Gordon Wasson was a Vice President for JP Morgan when he launched the “mushrooms are the foundation for everything movement,” something inspired no doubt by the 1736 report of Swedish colonel Philip Johan von Strahlenberg concerning odd behavior among the Korak people of Kamchatka Siberia who used amanita muscaria for ceremonies. The colonel was being held prisoner at the time and reported:
“The poorer Sort, who cannot afford to lay in a Store of these Mushrooms, post themselves, on these Ocassions, round the Huts of the Rich, and watch the Opportunity of the Guests coming down to make Water; And then hold a Wooden Bowl to receive the Urine, which they drink off greedily, as having still some Virtue of the Mushroom in it, and by this way they also get Drunk.”
Wasson developed a theory that Siberian use of mushrooms had filtered down to India and Persia, and drinking priest’s urine was encoded into the oldest living religious document, the Rig Veda, the Bible of Hinduism, and something echoed in the Avesta, the Persian Bible.
Wasson had a very poor understanding of Sanskrit, so he hired a translator to work with him, and it’s her translation of the Rig Veda everyone reads in English today. And herein is the biggest pitfall: unless you can find the original document and learn to read the language, you never know for sure what you’re getting, and how much has been slanted or distorted. One thing is massively clear: there’s been an intense amount of distortion around the origins of religion, especially concerning what’s intentionally been left out of the picture.
A decade after Wasson mesmerized the academic world with the outrageously invented story Soma was a mushroom, one of the handful of scholars allowed access to the Dea Sea Scrolls broke the web of secrecy around that project by claiming Jesus never existed and was a code for amanita muscaria as well.
According to John Allegro, “Jesus” meant “Semen” and “Christ” meant “Giant Erect Mushroom Penis.” This was all based on the Sumerian language, long dead by the time of Jesus. And it just goes to show how far you can stretch this story in any direction you want. Allegro sold this story to the tabloids and lost his academic career in the process.
Judea was at the pivotal crossroads connecting the Roman Empire with Persia, India, and Russia. The biggest influences in the time were coming from the West, and Greek was the universal language of the educated (not to mention the only one used to write the New Testament), so isn’t far more likely Jesus is an echo from something Greek-sounding, like “Zeus,” perhaps? And doesn’t that have a much better ring for an icon on the altar than: “semen?” Not to mention the current story is the real name was Joshua, but got changed to Jesus for unknown reasons, a weak tale.
Meanwhile, “Krsta” is Sanskrit for “attraction.” And Sanskit had a huge influence over Greek language.
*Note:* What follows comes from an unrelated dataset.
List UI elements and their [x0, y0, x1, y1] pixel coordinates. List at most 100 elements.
The Greek “Christos” means “the anointed one,” but it can also mean “Krishna.”
According to Indian legend, Krishna was manifested magically to bring harmony back to an unbalanced earth. Krishna is often portrayed as a blue-faced child with flute who brings music, dancing and fun, and symbolizes love and peace, and can also be portrayed as an older man.
The colloquial Bengali expression for “Krishna” is “Kristo,” which is exactly the same as “Christ” in Spanish.
So why is Allegro reaching back into ancient Sumerian dialects to find the answers that should be so clear right in front of his face? And why have both the mainstream scholars and “conspiracy theorists” been directed down the same mushroom rabbit hole, when the importance of cannabis is the real story in the history of religion?
Here’s the proof: Ma means cannabis, as in Soma, Haoma, Shuma. And its also the source for shaman and magician. So if you want to talk about the origins of magic and religion, you have to talk about cannabis and not avoid the subject entirely with a bunch of linguistic hooh-hah.